Young people experience Chinese culture at Mid-Autumn Festival


14 international young leaders from 11 countries gathered togehter, had dialogue with Chinese folk artists, discussed traditional Chinese culture and customs, and engaged in lunar-related cultural exchange to celebrate the Mid-Autumn Festival at the GYLD Mid-Autumn Meetup.



In addition to eating moon cakes, Beijing’s Mid-Autumn Festival also has many colorful customs, such as worshipping the Tu’erye. In Qianmen, the inheritors of intangible cultural heritage (ICH) introduced the Tu’erye and Beijing’s Mid-Autumn Festival culture to the international young professionals.
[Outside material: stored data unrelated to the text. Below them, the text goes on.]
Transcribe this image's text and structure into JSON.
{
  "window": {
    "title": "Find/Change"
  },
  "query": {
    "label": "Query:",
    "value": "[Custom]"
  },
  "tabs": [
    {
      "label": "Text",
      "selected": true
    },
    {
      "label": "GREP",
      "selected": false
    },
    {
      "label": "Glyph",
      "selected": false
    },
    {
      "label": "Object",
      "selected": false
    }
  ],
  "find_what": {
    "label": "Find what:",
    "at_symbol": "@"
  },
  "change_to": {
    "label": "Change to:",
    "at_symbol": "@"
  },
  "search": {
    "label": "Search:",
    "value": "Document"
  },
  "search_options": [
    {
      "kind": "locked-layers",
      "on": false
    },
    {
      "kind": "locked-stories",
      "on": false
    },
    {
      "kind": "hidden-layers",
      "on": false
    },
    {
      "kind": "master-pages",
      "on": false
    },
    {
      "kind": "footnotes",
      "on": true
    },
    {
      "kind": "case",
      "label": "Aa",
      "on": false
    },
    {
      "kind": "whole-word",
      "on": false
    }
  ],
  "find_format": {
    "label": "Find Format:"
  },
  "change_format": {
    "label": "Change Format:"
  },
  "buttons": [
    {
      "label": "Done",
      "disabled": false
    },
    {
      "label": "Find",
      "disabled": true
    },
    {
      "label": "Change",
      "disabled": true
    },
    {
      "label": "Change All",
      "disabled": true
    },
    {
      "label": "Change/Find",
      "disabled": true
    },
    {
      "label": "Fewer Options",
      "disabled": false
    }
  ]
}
The young people learned to make clay sculptures of the Chinese zodiac, had dialogue with the inheritors of ICH, and learned about Mid-Autumn Festival culture and customs and the stories behind them.



After that, the international young professionals enjoyed the Peking Opera excerpts from “The Drunken Concubine” and “Ode to the Pear Blossoms” in the Tianleyuan Theater, dressed in costumes, learned singing, and communicated with performing artists to appreciate the charm of Peking Opera.



In a courtyard in Qianmen, the international young professionals experienced making mooncakes, followed the mooncake teacher to make original, matcha, chocolate flavors, bean paste, egg yolk filling moon cakes, and also enjoyed a Beijing-style dinner. Chinese folk artists introduced the cultural customs of the Mid-Autumn Festival to the young people.



In the Mid-Autumn sharing session, the international young professionals shared with each other about the cultural connotations and understandings of the bright moon in different countries and different cultures. Mabel Miao, Founder of Global Young Leaders Dialogue (GYLD) and Secretary-General of Center for China and Globalization (CCG), shared with the international young professionals, “The moon represents different meanings in China and the West. Chinese give the moon a special cultural concept, reflecting to the views of universe of Chinese people.”


At the end of the event, under a bright moon, the international young leaders wrote greeting postcards to their relatives and friends overseas, and took a selfie together, looking forward to the next gathering.


Jointly initiated by the Center for China and Globalization (CCG) and the Academy of Contemporary China and World Studies (ACCWS), the Global Young Leaders Dialogue (GYLD) program is a unique communication, education, and professional development platform for young achievers with diverse regional, cultural, disciplinary, sectorial, and professional backgrounds across the globe. GYLD builds on the world’ s global young leaders’ programs and emphasizes shared values such as open and equal dialogue, intellectual exchange, inclusive and mutual learning.